Сергей. Папа, ты не сердись.
Твой Сергей».
…Это письмо до Кононова не дошло. Оно разминулось с похоронной.
Заплеванная комнатка с низким потолком, на полу окурки, стекла в окнах мутные, давно не мытые. Грязно-голубая краска на стенах облупилась. С потолка на длинном шнуре свисает тусклая лампочка без абажура. Все это ушибает тяжкой тоской. Как холодным сквозняком тянет тоской и от пожилого бухгалтера, который сидит за столом. Лицо длинное, давно не бритое, нос тоже длинный, вислый, унылый. Сонным голосом, покряхтывая, подолгу умолкая после каждого слова, он читает:
— «Подростки Кононов Сергей и Громов Юрий в декабре и январе систематически проникали в цеха лесозавода… Эти лица производили хищения инвентаря, инструмента, материалов и готовых изделий с территории лесозавода… А также порчу производственного оборудования и станков с целью их похищения… Злоумышленники…»

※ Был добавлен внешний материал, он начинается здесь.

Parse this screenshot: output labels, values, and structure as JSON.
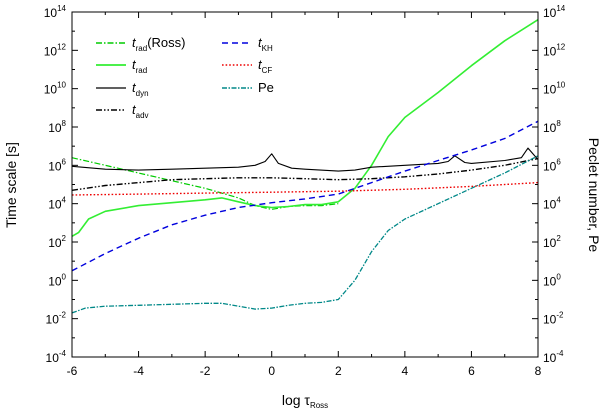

— Простите, — очень вежливо прерывает Поливанов, — а как же злоумышленники проникали в цех?
— Как? — Бухгалтер удивлен. — Очень просто: путем взлома замков.
— Что же, они в течение двух месяцев безнаказанно взламывали замки? А где же были руководители завода?
— Руководители завода… — Бухгалтер тяжко вздыхает. — Вообще на кражу в нашу артель ходили и другие, это само собой…
— «Ходили на кражу»… Какой странный отхожий промысел. Но откуда же набралось пятнадцать тысяч рублей?
Словно обрадовавшись, что снова может нырнуть в бумагу, бухгалтер деловито откликнулся:
— А вот: оконных стекол двадцать восемь штук, станков ножевых по металлу — два, электрораспределительный щит — один, амперметр — один… Всего семнадцать названий, на сумму пятнадцать тысяч семьсот семьдесят три рубля семьдесят копеек.